There are two types of bottoms here. One is a short term bottom in the context of a bear market (a.k.a. bear market rally), the second and only useful one to us is the bottom and the end of the bear market, the start of the new bull market. Realistically speaking, since we are barely 1 month into a bear market it's highly unlikely that a new bull market is going to start up again very soon. Time estimates for that range from 6 months to 2-5 years.
So what signs should we look for to spot the end of this bear market and the start of the next bull market? Here are the conditions I will be watching for in order of significance:
Credit markets return to normal. This is the big one. Watch for TED spread to decline, corporate bond spreads to tighten, personal and business default rates to drop.
End of government bailouts and special central bank activity, which should not be necessary in a normal economic climate.
Money market and bond issuance rising, indicating market appetite for debt
Reducing volatility in bond and stock markets (bonds being more important)
Technical strength returns to stock market averages; they are able to hold above their 100 and 200 day moving averages most of the time.

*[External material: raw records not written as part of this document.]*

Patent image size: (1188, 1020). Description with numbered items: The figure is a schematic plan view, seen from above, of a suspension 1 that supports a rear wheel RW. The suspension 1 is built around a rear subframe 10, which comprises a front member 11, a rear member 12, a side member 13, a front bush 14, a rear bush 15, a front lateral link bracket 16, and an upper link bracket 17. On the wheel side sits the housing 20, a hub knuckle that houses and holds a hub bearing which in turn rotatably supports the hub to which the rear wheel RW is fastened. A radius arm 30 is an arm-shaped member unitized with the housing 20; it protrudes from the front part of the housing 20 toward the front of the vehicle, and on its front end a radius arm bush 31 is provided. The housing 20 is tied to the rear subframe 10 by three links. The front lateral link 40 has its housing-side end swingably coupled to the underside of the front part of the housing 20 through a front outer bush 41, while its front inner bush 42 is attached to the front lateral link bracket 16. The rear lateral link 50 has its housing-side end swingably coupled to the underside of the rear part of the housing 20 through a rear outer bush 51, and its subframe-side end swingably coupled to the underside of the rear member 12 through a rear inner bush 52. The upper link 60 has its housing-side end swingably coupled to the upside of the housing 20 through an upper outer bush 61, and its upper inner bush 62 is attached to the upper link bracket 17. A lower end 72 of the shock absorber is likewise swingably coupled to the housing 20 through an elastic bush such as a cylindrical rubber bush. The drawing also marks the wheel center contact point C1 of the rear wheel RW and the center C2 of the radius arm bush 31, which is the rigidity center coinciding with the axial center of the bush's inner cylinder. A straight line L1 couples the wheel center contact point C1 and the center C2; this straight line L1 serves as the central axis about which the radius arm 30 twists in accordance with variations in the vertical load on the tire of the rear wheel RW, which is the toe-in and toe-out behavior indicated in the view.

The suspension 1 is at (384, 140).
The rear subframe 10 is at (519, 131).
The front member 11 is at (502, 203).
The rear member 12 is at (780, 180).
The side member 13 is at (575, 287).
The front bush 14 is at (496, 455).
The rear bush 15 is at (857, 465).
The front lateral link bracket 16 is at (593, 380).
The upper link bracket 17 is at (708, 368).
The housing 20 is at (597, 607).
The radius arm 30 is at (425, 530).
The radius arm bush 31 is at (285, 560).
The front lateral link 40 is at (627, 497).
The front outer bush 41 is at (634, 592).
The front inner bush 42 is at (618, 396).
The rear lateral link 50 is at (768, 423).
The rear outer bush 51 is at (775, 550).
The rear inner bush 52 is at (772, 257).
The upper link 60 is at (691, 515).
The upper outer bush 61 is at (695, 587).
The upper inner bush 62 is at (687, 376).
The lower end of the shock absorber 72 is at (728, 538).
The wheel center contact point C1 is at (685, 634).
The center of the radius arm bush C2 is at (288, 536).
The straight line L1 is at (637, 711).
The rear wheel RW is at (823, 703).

It's important to note that stock markets are the least important here and they are lagging, not leading indicators. Credit markets (bonds and derivatives) began crashing a full year before stocks even tumbled.
- Perpetual Bull
UPDATE: (June 2009) There have been signs of improvement in credit markets and declining volatility. These look positive, but government bailouts and special central bank activity persist, indicating that the financial system is on life support and not able to stand up on its own. Also, default rates continue to rise and loan quality is not yet improving. In Canada, bankruptcy rates are marching steadily higher to alarming levels.